1/ The nature of the goods
Refrigerated containers and dangerous materials are normally speaking given priority loading, more for operational and security reasons than commercial ones. This segment, which represents about 20% of loadings in Europe, is normally catered for, therefore.
2/ Long contracts
Regarding goods covered by long-term contracts, over and above the price paid per unit, the quality of the commercial relationship plays a major role in the likelihood of the container being loaded or not. The equation generally takes account of the value of the merchandise and the duration of the customer-client relationship. In Europe, for example, wines and spirits are generally given unofficial priority by the shipping companies.

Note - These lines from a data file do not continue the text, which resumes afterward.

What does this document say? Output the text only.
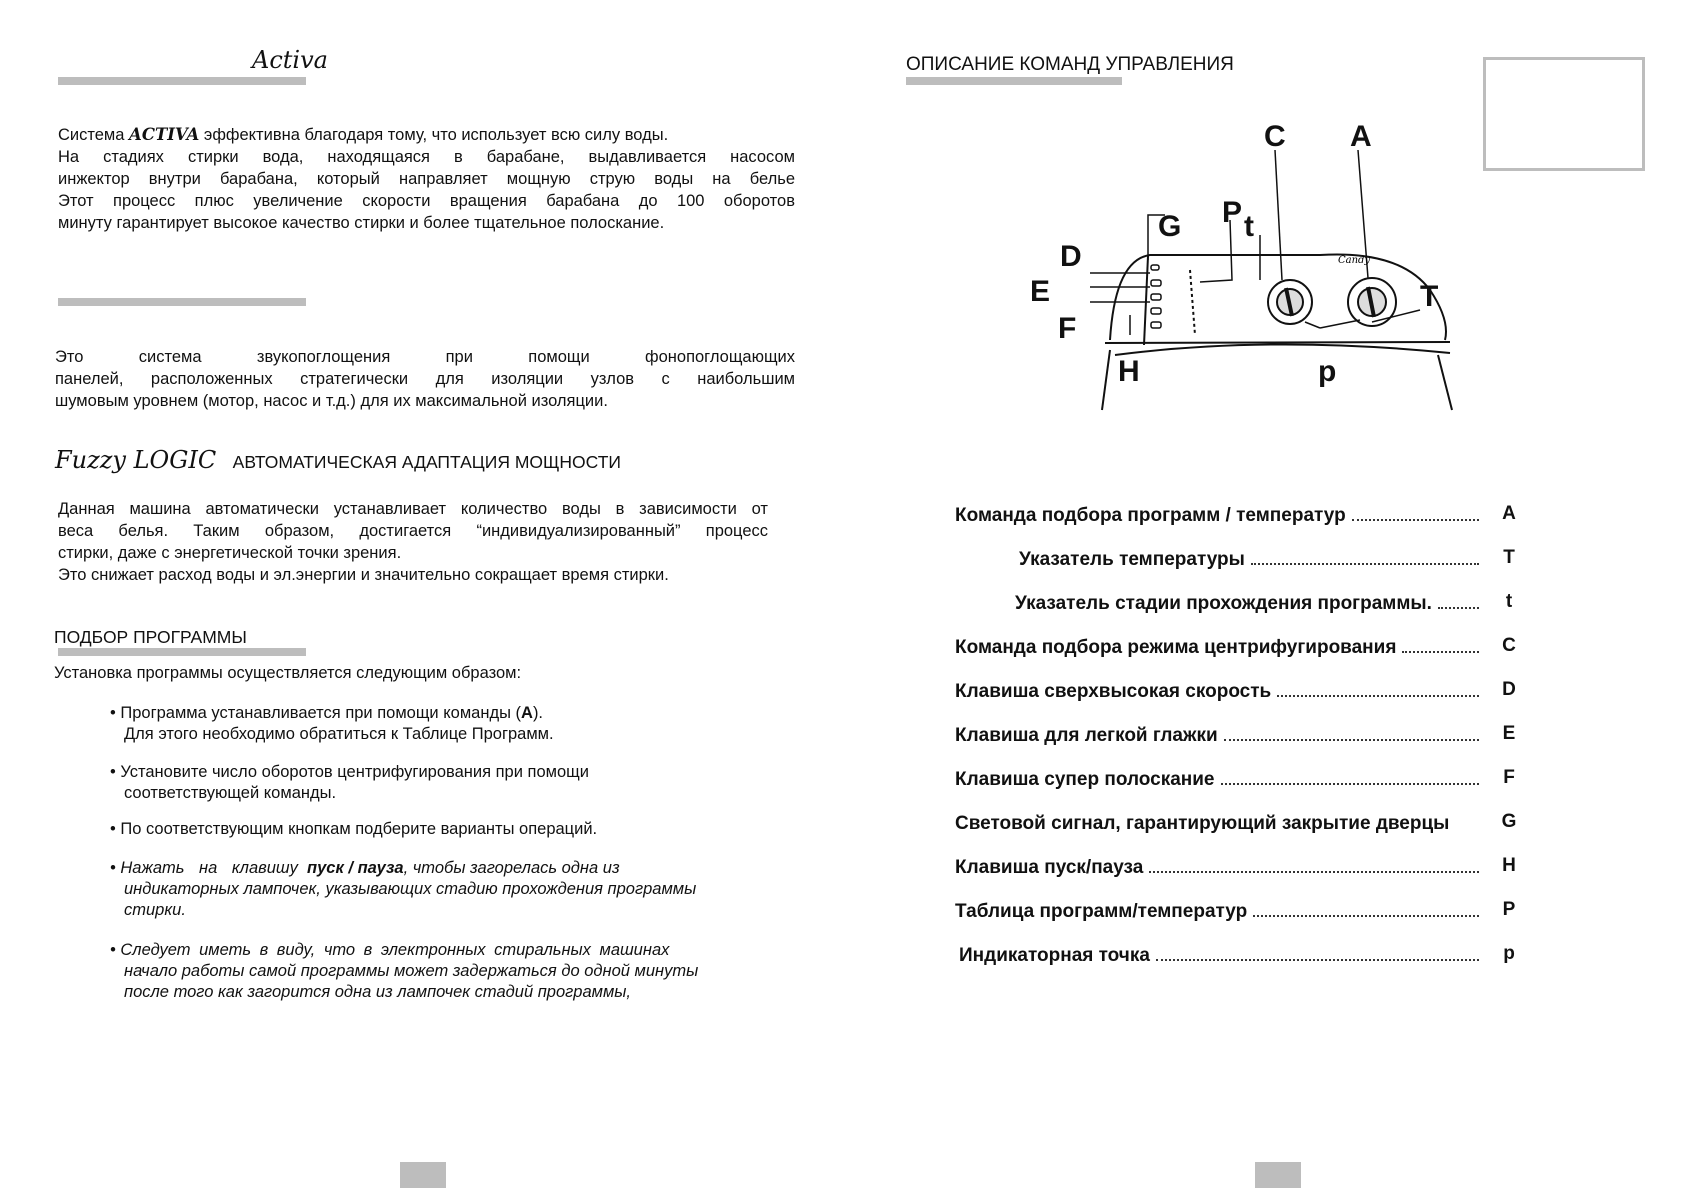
Activa
Система ACTIVA эффективна благодаря тому, что использует всю силу воды.
На стадиях стирки вода, находящаяся в барабане, выдавливается насосом
инжектор внутри барабана, который направляет мощную струю воды на белье
Этот процесс плюс увеличение скорости вращения барабана до 100 оборотов
минуту гарантирует высокое качество стирки и более тщательное полоскание.
Это система звукопоглощения при помощи фонопоглощающих
панелей, расположенных стратегически для изоляции узлов с наибольшим
шумовым уровнем (мотор, насос и т.д.) для их максимальной изоляции.
Fuzzy LOGIC АВТОМАТИЧЕСКАЯ АДАПТАЦИЯ МОЩНОСТИ
Данная машина автоматически устанавливает количество воды в зависимости от
веса белья. Таким образом, достигается “индивидуализированный” процесс
стирки, даже с энергетической точки зрения.
Это снижает расход воды и эл.энергии и значительно сокращает время стирки.
ПОДБОР ПРОГРАММЫ
Установка программы осуществляется следующим образом:
• Программа устанавливается при помощи команды (A).
Для этого необходимо обратиться к Таблице Программ.
• Установите число оборотов центрифугирования при помощи
соответствующей команды.
• По соответствующим кнопкам подберите варианты операций.
• Нажать на клавишу пуск / пауза, чтобы загорелась одна из
индикаторных лампочек, указывающих стадию прохождения программы
стирки.
• Следует иметь в виду, что в электронных стиральных машинах
начало работы самой программы может задержаться до одной минуты
после того как загорится одна из лампочек стадий программы,
ОПИСАНИЕ КОМАНД УПРАВЛЕНИЯ
Candy
C A
G P t
D
E
F
H	p
T
Команда подбора программ / температур	A
Указатель температуры	T
Указатель стадии прохождения программы.	t
Команда подбора режима центрифугирования	C
Клавиша сверхвысокая скорость	D
Клавиша для легкой глажки	E
Клавиша супер полоскание	F
Световой сигнал, гарантирующий закрытие дверцы	G
Клавиша пуск/пауза	H
Таблица программ/температур	P
Индикаторная точка	p
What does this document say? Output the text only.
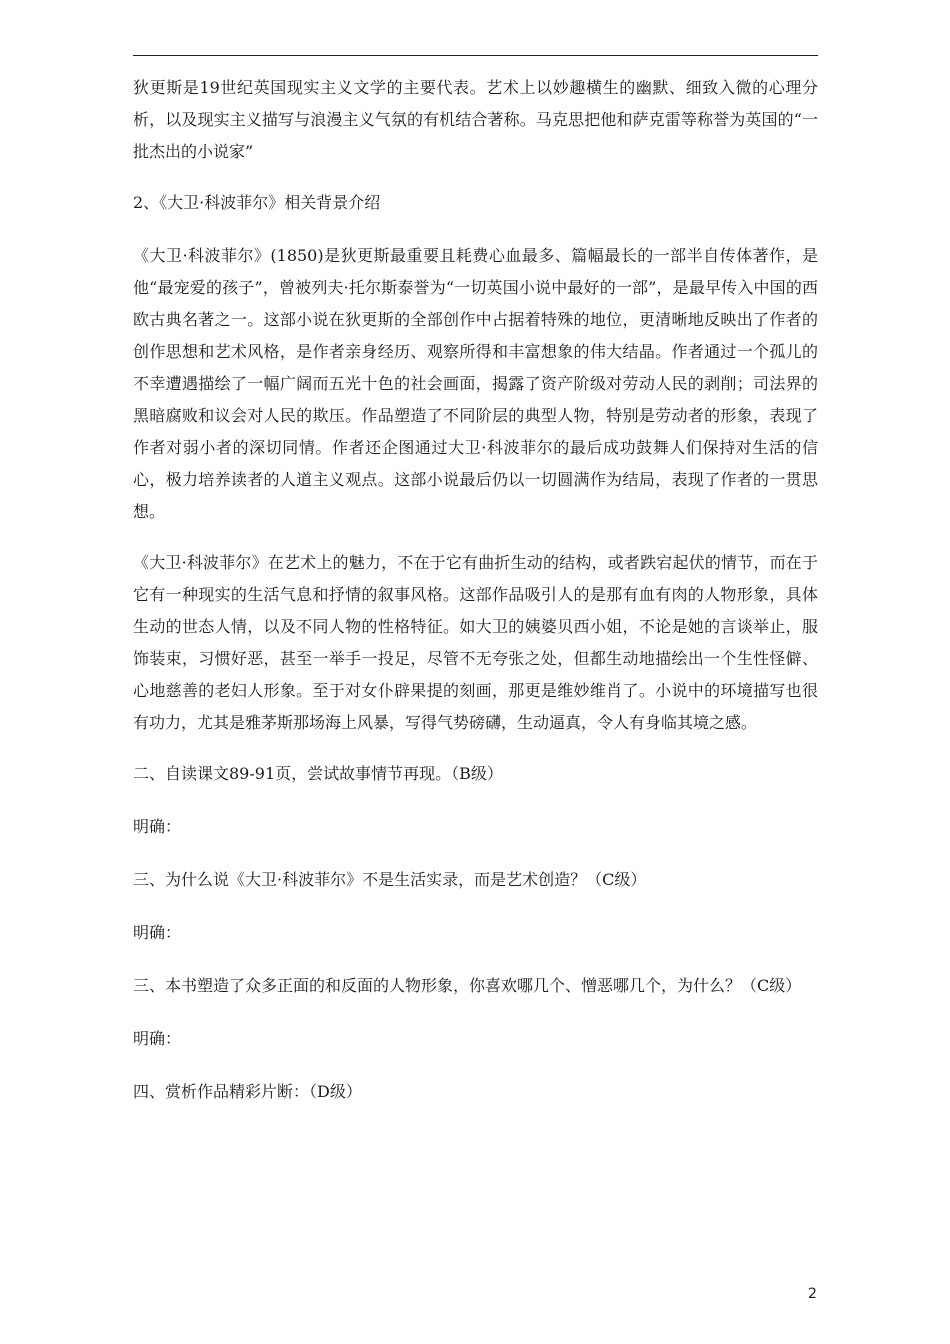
狄更斯是19世纪英国现实主义文学的主要代表。艺术上以妙趣横生的幽默、细致入微的心理分析，以及现实主义描写与浪漫主义气氛的有机结合著称。马克思把他和萨克雷等称誉为英国的“一批杰出的小说家”

2、《大卫·科波菲尔》相关背景介绍

《大卫·科波菲尔》(1850)是狄更斯最重要且耗费心血最多、篇幅最长的一部半自传体著作，是他“最宠爱的孩子”，曾被列夫·托尔斯泰誉为“一切英国小说中最好的一部”，是最早传入中国的西欧古典名著之一。这部小说在狄更斯的全部创作中占据着特殊的地位，更清晰地反映出了作者的创作思想和艺术风格，是作者亲身经历、观察所得和丰富想象的伟大结晶。作者通过一个孤儿的不幸遭遇描绘了一幅广阔而五光十色的社会画面，揭露了资产阶级对劳动人民的剥削；司法界的黑暗腐败和议会对人民的欺压。作品塑造了不同阶层的典型人物，特别是劳动者的形象，表现了作者对弱小者的深切同情。作者还企图通过大卫·科波菲尔的最后成功鼓舞人们保持对生活的信心，极力培养读者的人道主义观点。这部小说最后仍以一切圆满作为结局，表现了作者的一贯思想。

《大卫·科波菲尔》在艺术上的魅力，不在于它有曲折生动的结构，或者跌宕起伏的情节，而在于它有一种现实的生活气息和抒情的叙事风格。这部作品吸引人的是那有血有肉的人物形象，具体生动的世态人情，以及不同人物的性格特征。如大卫的姨婆贝西小姐，不论是她的言谈举止，服饰装束，习惯好恶，甚至一举手一投足，尽管不无夸张之处，但都生动地描绘出一个生性怪僻、心地慈善的老妇人形象。至于对女仆辟果提的刻画，那更是维妙维肖了。小说中的环境描写也很有功力，尤其是雅茅斯那场海上风暴，写得气势磅礴，生动逼真，令人有身临其境之感。

二、自读课文89-91页，尝试故事情节再现。（B级）

明确：

三、为什么说《大卫·科波菲尔》不是生活实录，而是艺术创造？（C级）

明确：

三、本书塑造了众多正面的和反面的人物形象，你喜欢哪几个、憎恶哪几个，为什么？（C级）

明确：

四、赏析作品精彩片断：（D级）

2
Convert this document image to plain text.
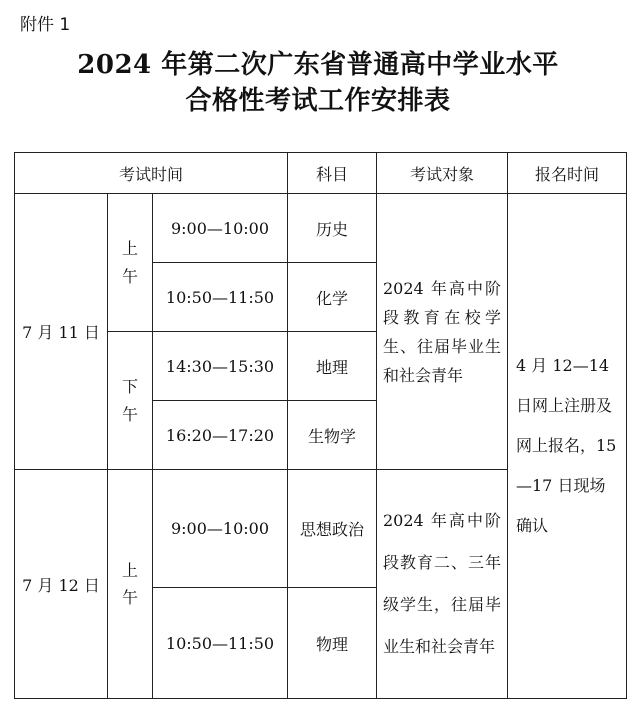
附件 1
2024 年第二次广东省普通高中学业水平
合格性考试工作安排表
考试时间			科目	考试对象	报名时间
7 月 11 日	上午	9:00—10:00	历史	2024 年高中阶段教育在校学生、往届毕业生和社会青年	4 月 12—14 日网上注册及网上报名，15—17 日现场确认

		10:50—11:50	化学		
	下午	14:30—15:30	地理		
		16:20—17:20	生物学		
7 月 12 日	上午	9:00—10:00	思想政治	2024 年高中阶段教育二、三年级学生，往届毕业生和社会青年	

		10:50—11:50	物理		
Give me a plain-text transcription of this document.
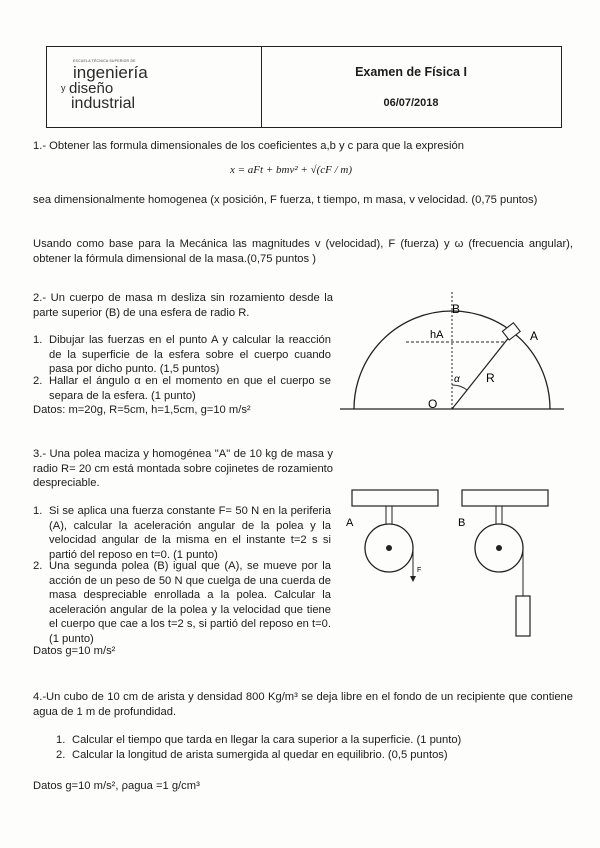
ESCUELA TÉCNICA SUPERIOR DE
ingeniería
y diseño
industrial
Examen de Física I
06/07/2018
1.- Obtener las formula dimensionales de los coeficientes a,b y c para que la expresión
x = aFt + bmv² + √(cF / m)
sea dimensionalmente homogenea (x posición, F fuerza, t tiempo, m masa, v velocidad. (0,75 puntos)
Usando como base para la Mecánica las magnitudes v (velocidad), F (fuerza) y ω (frecuencia angular), obtener la fórmula dimensional de la masa.(0,75 puntos )
2.- Un cuerpo de masa m desliza sin rozamiento desde la parte superior (B) de una esfera de radio R.
1. Dibujar las fuerzas en el punto A y calcular la reacción de la superficie de la esfera sobre el cuerpo cuando pasa por dicho punto. (1,5 puntos)
2. Hallar el ángulo α en el momento en que el cuerpo se separa de la esfera. (1 punto)
Datos: m=20g, R=5cm, h=1,5cm, g=10 m/s²
B
A
hA
R
O
α
3.- Una polea maciza y homogénea "A" de 10 kg de masa y radio R= 20 cm está montada sobre cojinetes de rozamiento despreciable.
1. Si se aplica una fuerza constante F= 50 N en la periferia (A), calcular la aceleración angular de la polea y la velocidad angular de la misma en el instante t=2 s si partió del reposo en t=0. (1 punto)
2. Una segunda polea (B) igual que (A), se mueve por la acción de un peso de 50 N que cuelga de una cuerda de masa despreciable enrollada a la polea. Calcular la aceleración angular de la polea y la velocidad que tiene el cuerpo que cae a los t=2 s, si partió del reposo en t=0. (1 punto)
Datos g=10 m/s²
A
F
B
4.-Un cubo de 10 cm de arista y densidad 800 Kg/m³ se deja libre en el fondo de un recipiente que contiene agua de 1 m de profundidad.
1. Calcular el tiempo que tarda en llegar la cara superior a la superficie. (1 punto)
2. Calcular la longitud de arista sumergida al quedar en equilibrio. (0,5 puntos)
Datos g=10 m/s², ρagua =1 g/cm³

3/ Freight All Kinds (FAK) rates
In this instance, cargo is charged a "spot" price. The shipping companies publish a monthly update of FAK rates. This option has been little used in recent years but should be looked at again in current market conditions by those who need to move containers for genuinely urgent reasons. For a slight surcharge and with minimum disruption to negotiated rates, the sender can present a strong claim to priority loading and in most cases obtain it, given that shipping companies are keen to prioritise operations presenting the best returns. For the shipper, this approach offers greater flexibility at a lower price than the premium programmes offered today by certain shipping companies.
4/ Premium programmes
Helped by a balance of power which currently favours the shipping companies, these VIP programmes are starting to become more common. Be careful, nevertheless: the guarantee of loading on the first available ship is linked to commitments in terms of volume and duration. This constraint really needs to be taken into account in making one's calculation, given that there is not a great deal of visibility just now regarding cargo flows. In the event that there is a shortage of equipment in any given port, however, these programmes undeniably offer greater security.
Conclusion: give preference to FAK rates
Overbooking is a market reality, which, in general, is well managed on a day-to-day basis by shipping company personnel and, with a few exceptions, is fundamentally justified, given that the shipping companies do not charge their clients for late cancellations of their reservations. It is worth recalling that 15-20% of bookings are cancelled or postponed less than eight days prior to departure. For the shipping companies, these last-minute cancellations have a direct and immediate impact on port call revenues. Shipping companies' port booking managers undergo continual evaluation on the basis of this key profitability ratio, moreover.
In the current environment, to protect yourself from the risk of seeing your container left on the quay, I recommend shippers to opt for FAK rates, to be used as required and only for containers which really need them. In my opinion, this form of micro-management offers the performance/risk management ratio so long as space is "artificially" kept under pressure.